PINGTAN, China: China fired ballistic missiles and deployed fighter jets and warships on Thursday as it held its largest-ever military exercises around Taiwan, a show of force sparked by US House Speaker Nancy Pelosi’s visit to the island.
Pelosi was the highest-profile US official to visit Taiwan in years, defying a series of stark threats from Beijing, which views the self-ruled island as its territory. In retaliation, China launched a series of exercises in multiple zones around Taiwan, straddling some of the busiest shipping lanes in the world and at some points just 20-km from the island’s shore.
The drills began around 12 noon local time (0400 GMT), and involved a "conventional missile firepower assault" in waters to the east of Taiwan, the Chinese military said. Taiwan said the Chinese military fired 11 Dongfeng-class ballistic missiles "in several batches" and condemned the exercises as "irrational actions that undermine regional peace".
Taipei did not say where the missiles landed or whether they flew over the island. But Japan, a key US ally, said that of the nine missiles it had detected, four were "believed to have flown over Taiwan’s main island".
Tokyo has lodged a diplomatic protest with Beijing over the exercises, with Defence Minister Nobuo Kishi saying five of the missiles were believed to have landed in his country’s exclusive economic zone.
Taipei’s defence ministry said it had detected 22 Chinese fighter jets briefly crossing the Taiwan Strait’s "median line" during Thursday’s exercises. AFP journalists on the border island of Pingtan saw several small projectiles flying into the sky followed by plumes of white smoke and loud booming sounds.
On the mainland, at what is said to be China’s closest point to Taiwan, AFP saw a batch of five military helicopters flying at a relatively low altitude near a popular tourist spot. Beijing has said the drills will last until midday on Sunday.
Beijing has defended the drills as "necessary and just", pinning the blame for the escalation on the United States and its allies. "In the face of this blatant provocation, we have to take legitimate and necessary countermeasures to safeguard the country’s sovereignty and territorial integrity," foreign ministry spokeswoman Hua Chunying said at a regular briefing on Thursday.
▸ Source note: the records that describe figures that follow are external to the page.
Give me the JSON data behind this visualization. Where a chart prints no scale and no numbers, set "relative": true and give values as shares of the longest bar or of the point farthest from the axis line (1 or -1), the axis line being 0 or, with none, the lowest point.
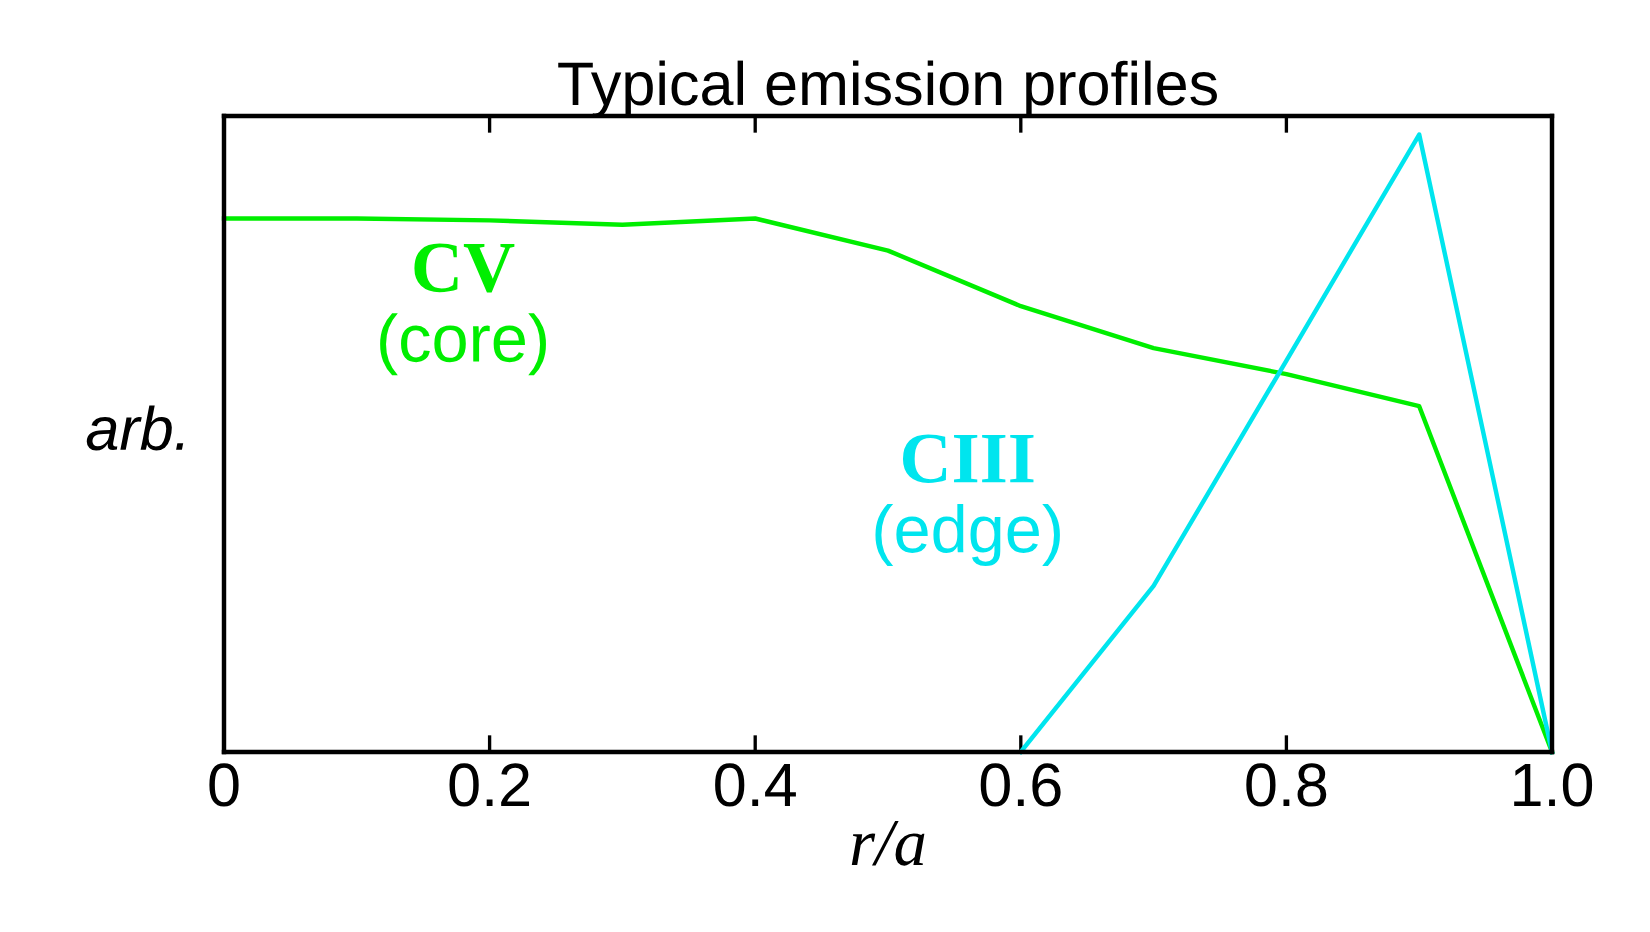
{
  "chart_data": {
    "type": "line",
    "title": "Typical emission profiles",
    "xlabel": "r/a",
    "ylabel": "arb.",
    "relative": true,
    "xlim": [
      0,
      1
    ],
    "xticks": [
      0,
      0.2,
      0.4,
      0.6,
      0.8,
      {
        "value": 1,
        "label": "1.0"
      }
    ],
    "grid": false,
    "legend": false,
    "marker": "none",
    "line_style": "solid",
    "series": [
      {
        "name": "CV (core)",
        "color": "#00ee00",
        "x": [
          0,
          0.1,
          0.2,
          0.3,
          0.4,
          0.5,
          0.6,
          0.7,
          0.8,
          0.9,
          1.0
        ],
        "values": [
          0.864,
          0.864,
          0.861,
          0.854,
          0.864,
          0.812,
          0.722,
          0.654,
          0.612,
          0.56,
          0
        ]
      },
      {
        "name": "CIII (edge)",
        "color": "#00e5ee",
        "x": [
          0.6,
          0.7,
          0.8,
          0.9,
          1.0
        ],
        "values": [
          0,
          0.269,
          0.634,
          1,
          0
        ]
      }
    ]
  }
}
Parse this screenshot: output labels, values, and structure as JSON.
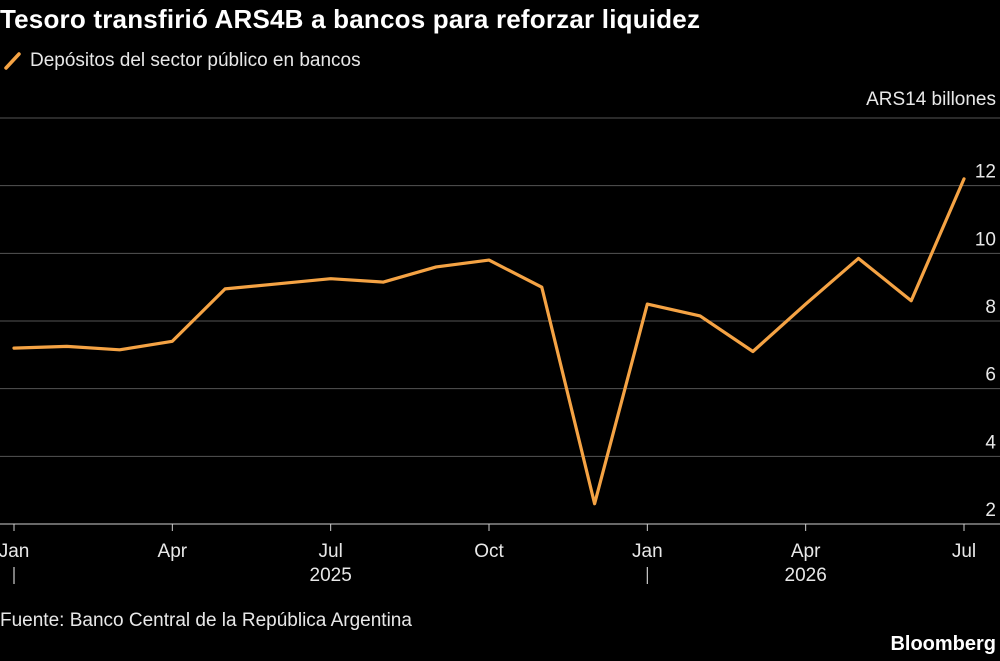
{
  "title": "Tesoro transfirió ARS4B a bancos para reforzar liquidez",
  "source": "Fuente: Banco Central de la República Argentina",
  "brand": "Bloomberg",
  "colors": {
    "background": "#000000",
    "line": "#f5a344",
    "grid": "#555555",
    "text": "#e8e8e8"
  },
  "chart_data": {
    "type": "line",
    "title": "Tesoro transfirió ARS4B a bancos para reforzar liquidez",
    "unit_label": "ARS14 billones",
    "ylim": [
      2,
      14
    ],
    "y_ticks": [
      2,
      4,
      6,
      8,
      10,
      12
    ],
    "y_axis_side": "right",
    "grid": "horizontal",
    "legend_placement": "top-left",
    "x_ticks": [
      {
        "label": "Jan",
        "x": "2025-01"
      },
      {
        "label": "Apr",
        "x": "2025-04"
      },
      {
        "label": "Jul",
        "x": "2025-07"
      },
      {
        "label": "Oct",
        "x": "2025-10"
      },
      {
        "label": "Jan",
        "x": "2026-01"
      },
      {
        "label": "Apr",
        "x": "2026-04"
      },
      {
        "label": "Jul",
        "x": "2026-07"
      }
    ],
    "year_labels": [
      {
        "label": "2025",
        "x": "2025-07"
      },
      {
        "label": "2026",
        "x": "2026-04"
      }
    ],
    "year_separators": [
      "2025-01",
      "2026-01"
    ],
    "series": [
      {
        "name": "Depósitos del sector público en bancos",
        "points": [
          {
            "x": "2025-01",
            "y": 7.2
          },
          {
            "x": "2025-02",
            "y": 7.25
          },
          {
            "x": "2025-03",
            "y": 7.15
          },
          {
            "x": "2025-04",
            "y": 7.4
          },
          {
            "x": "2025-05",
            "y": 8.95
          },
          {
            "x": "2025-06",
            "y": 9.1
          },
          {
            "x": "2025-07",
            "y": 9.25
          },
          {
            "x": "2025-08",
            "y": 9.15
          },
          {
            "x": "2025-09",
            "y": 9.6
          },
          {
            "x": "2025-10",
            "y": 9.8
          },
          {
            "x": "2025-11",
            "y": 9.0
          },
          {
            "x": "2025-12",
            "y": 2.6
          },
          {
            "x": "2026-01",
            "y": 8.5
          },
          {
            "x": "2026-02",
            "y": 8.15
          },
          {
            "x": "2026-03",
            "y": 7.1
          },
          {
            "x": "2026-04",
            "y": 8.5
          },
          {
            "x": "2026-05",
            "y": 9.85
          },
          {
            "x": "2026-06",
            "y": 8.6
          },
          {
            "x": "2026-07",
            "y": 12.2
          }
        ]
      }
    ]
  }
}
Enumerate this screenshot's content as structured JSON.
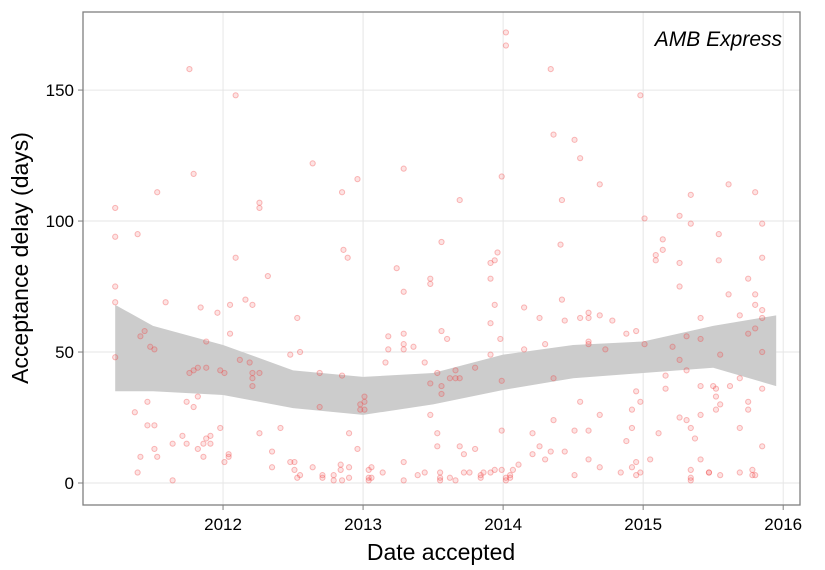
{
  "chart_data": {
    "type": "scatter",
    "annotation": "AMB Express",
    "x_label": "Date accepted",
    "y_label": "Acceptance delay (days)",
    "xlim": [
      2011.0,
      2016.12
    ],
    "ylim": [
      -8.4,
      179.8
    ],
    "xticks": [
      2012,
      2013,
      2014,
      2015,
      2016
    ],
    "yticks": [
      0,
      50,
      100,
      150
    ],
    "grid": true,
    "color": "#f04040",
    "x": [
      2011.23,
      2011.23,
      2011.23,
      2011.23,
      2011.23,
      2011.37,
      2011.39,
      2011.39,
      2011.41,
      2011.41,
      2011.44,
      2011.46,
      2011.46,
      2011.48,
      2011.51,
      2011.51,
      2011.51,
      2011.53,
      2011.53,
      2011.59,
      2011.64,
      2011.64,
      2011.71,
      2011.74,
      2011.74,
      2011.76,
      2011.76,
      2011.79,
      2011.79,
      2011.79,
      2011.82,
      2011.82,
      2011.82,
      2011.84,
      2011.86,
      2011.86,
      2011.88,
      2011.88,
      2011.88,
      2011.91,
      2011.91,
      2011.96,
      2011.98,
      2011.98,
      2012.01,
      2012.01,
      2012.04,
      2012.04,
      2012.05,
      2012.05,
      2012.09,
      2012.09,
      2012.12,
      2012.16,
      2012.19,
      2012.21,
      2012.21,
      2012.21,
      2012.21,
      2012.26,
      2012.26,
      2012.26,
      2012.26,
      2012.32,
      2012.35,
      2012.35,
      2012.41,
      2012.48,
      2012.48,
      2012.51,
      2012.51,
      2012.53,
      2012.53,
      2012.55,
      2012.55,
      2012.64,
      2012.64,
      2012.69,
      2012.69,
      2012.71,
      2012.71,
      2012.79,
      2012.79,
      2012.84,
      2012.84,
      2012.85,
      2012.85,
      2012.85,
      2012.86,
      2012.89,
      2012.9,
      2012.9,
      2012.9,
      2012.96,
      2012.96,
      2012.98,
      2012.98,
      2013.01,
      2013.01,
      2013.01,
      2013.04,
      2013.04,
      2013.04,
      2013.06,
      2013.06,
      2013.14,
      2013.16,
      2013.18,
      2013.18,
      2013.24,
      2013.29,
      2013.29,
      2013.29,
      2013.29,
      2013.29,
      2013.29,
      2013.29,
      2013.36,
      2013.39,
      2013.44,
      2013.44,
      2013.48,
      2013.48,
      2013.48,
      2013.48,
      2013.53,
      2013.53,
      2013.53,
      2013.55,
      2013.55,
      2013.55,
      2013.56,
      2013.56,
      2013.56,
      2013.56,
      2013.6,
      2013.62,
      2013.62,
      2013.66,
      2013.66,
      2013.66,
      2013.69,
      2013.69,
      2013.69,
      2013.72,
      2013.72,
      2013.76,
      2013.8,
      2013.8,
      2013.84,
      2013.84,
      2013.86,
      2013.91,
      2013.91,
      2013.91,
      2013.91,
      2013.91,
      2013.94,
      2013.94,
      2013.94,
      2013.96,
      2013.98,
      2013.99,
      2013.99,
      2013.99,
      2013.99,
      2014.02,
      2014.02,
      2014.02,
      2014.02,
      2014.05,
      2014.05,
      2014.07,
      2014.11,
      2014.15,
      2014.15,
      2014.21,
      2014.21,
      2014.26,
      2014.26,
      2014.3,
      2014.3,
      2014.34,
      2014.34,
      2014.36,
      2014.36,
      2014.36,
      2014.41,
      2014.42,
      2014.42,
      2014.44,
      2014.44,
      2014.51,
      2014.51,
      2014.51,
      2014.55,
      2014.55,
      2014.55,
      2014.61,
      2014.61,
      2014.61,
      2014.61,
      2014.61,
      2014.61,
      2014.69,
      2014.69,
      2014.69,
      2014.69,
      2014.73,
      2014.78,
      2014.84,
      2014.88,
      2014.88,
      2014.92,
      2014.92,
      2014.92,
      2014.95,
      2014.95,
      2014.95,
      2014.95,
      2014.98,
      2014.98,
      2014.98,
      2015.01,
      2015.01,
      2015.05,
      2015.09,
      2015.09,
      2015.11,
      2015.14,
      2015.14,
      2015.16,
      2015.16,
      2015.21,
      2015.26,
      2015.26,
      2015.26,
      2015.26,
      2015.26,
      2015.31,
      2015.31,
      2015.31,
      2015.34,
      2015.34,
      2015.34,
      2015.34,
      2015.34,
      2015.34,
      2015.37,
      2015.41,
      2015.41,
      2015.41,
      2015.41,
      2015.41,
      2015.47,
      2015.47,
      2015.5,
      2015.52,
      2015.52,
      2015.52,
      2015.54,
      2015.54,
      2015.55,
      2015.55,
      2015.55,
      2015.61,
      2015.61,
      2015.62,
      2015.69,
      2015.69,
      2015.69,
      2015.69,
      2015.75,
      2015.75,
      2015.75,
      2015.75,
      2015.78,
      2015.78,
      2015.8,
      2015.8,
      2015.8,
      2015.8,
      2015.8,
      2015.85,
      2015.85,
      2015.85,
      2015.85,
      2015.85,
      2015.85,
      2015.85
    ],
    "values": [
      105,
      94,
      75,
      69,
      48,
      27,
      95,
      4,
      56,
      10,
      58,
      31,
      22,
      52,
      51,
      22,
      13,
      111,
      10,
      69,
      1,
      15,
      18,
      31,
      15,
      158,
      42,
      118,
      43,
      29,
      33,
      44,
      13,
      67,
      10,
      15,
      54,
      17,
      44,
      18,
      15,
      65,
      43,
      21,
      42,
      8,
      10,
      11,
      57,
      68,
      86,
      148,
      47,
      70,
      46,
      40,
      42,
      37,
      68,
      105,
      107,
      42,
      19,
      79,
      6,
      12,
      21,
      49,
      8,
      8,
      5,
      63,
      2,
      3,
      50,
      122,
      6,
      42,
      29,
      3,
      2,
      1,
      3,
      5,
      7,
      111,
      41,
      1,
      89,
      86,
      19,
      2,
      6,
      116,
      13,
      28,
      30,
      28,
      33,
      31,
      1,
      2,
      5,
      2,
      6,
      4,
      46,
      51,
      56,
      82,
      53,
      57,
      51,
      120,
      73,
      8,
      1,
      52,
      3,
      4,
      46,
      38,
      78,
      26,
      76,
      42,
      14,
      19,
      2,
      4,
      1,
      58,
      92,
      34,
      37,
      55,
      2,
      40,
      1,
      43,
      40,
      108,
      40,
      14,
      11,
      4,
      4,
      13,
      44,
      2,
      3,
      4,
      49,
      61,
      78,
      84,
      4,
      68,
      85,
      5,
      88,
      55,
      117,
      39,
      20,
      5,
      172,
      2,
      1,
      167,
      2,
      3,
      5,
      7,
      51,
      67,
      11,
      19,
      63,
      14,
      9,
      53,
      158,
      12,
      133,
      40,
      24,
      91,
      70,
      108,
      62,
      12,
      131,
      20,
      3,
      124,
      63,
      31,
      53,
      63,
      54,
      20,
      65,
      9,
      6,
      114,
      26,
      64,
      51,
      62,
      4,
      57,
      16,
      21,
      28,
      6,
      58,
      35,
      3,
      8,
      148,
      4,
      31,
      101,
      53,
      9,
      85,
      87,
      19,
      93,
      89,
      36,
      41,
      52,
      102,
      84,
      75,
      25,
      47,
      56,
      24,
      43,
      110,
      99,
      2,
      1,
      21,
      5,
      17,
      63,
      55,
      37,
      26,
      9,
      4,
      4,
      37,
      28,
      36,
      33,
      95,
      85,
      30,
      3,
      49,
      114,
      72,
      37,
      64,
      40,
      21,
      4,
      78,
      28,
      31,
      57,
      3,
      5,
      111,
      72,
      59,
      68,
      3,
      66,
      50,
      36,
      14,
      99,
      86,
      63
    ],
    "band": {
      "color": "#cccccc",
      "x": [
        2011.23,
        2011.5,
        2012.0,
        2012.5,
        2013.0,
        2013.5,
        2014.0,
        2014.5,
        2015.0,
        2015.5,
        2015.95
      ],
      "lower": [
        35,
        35,
        33.6,
        28.6,
        26,
        30,
        35.5,
        40,
        42,
        44,
        37
      ],
      "upper": [
        68,
        60,
        52.7,
        43,
        40.5,
        42,
        49,
        52.7,
        54,
        60,
        64
      ]
    }
  }
}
Meanwhile, ballistic missiles fired by China are believed to have landed in Japan’s exclusive economic zone for the first time, Tokyo’s defence minister said on Thursday. "Five of the nine ballistic missiles launched by China are believed to have landed within Japan’s EEZ," Nobuo Kishi told reporters, as China holds massive military drills in the waters around Taiwan.
Japan had "lodged a protest with China through diplomatic channels", Kishi said, calling the matter "a serious problem that affects our national security and the safety of our citizens". Parts of Japan’s southernmost island region Okinawa are close to Taiwan. Kishi said it was the first time Chinese ballistic missiles had landed in Japan’s exclusive economic zone (EEZ).
The EEZ extends up to 200 nautical miles from Japan’s coastline, beyond the limits of its territorial waters. The figure of nine missiles fired was an assessment by the Japanese side, Kishi said.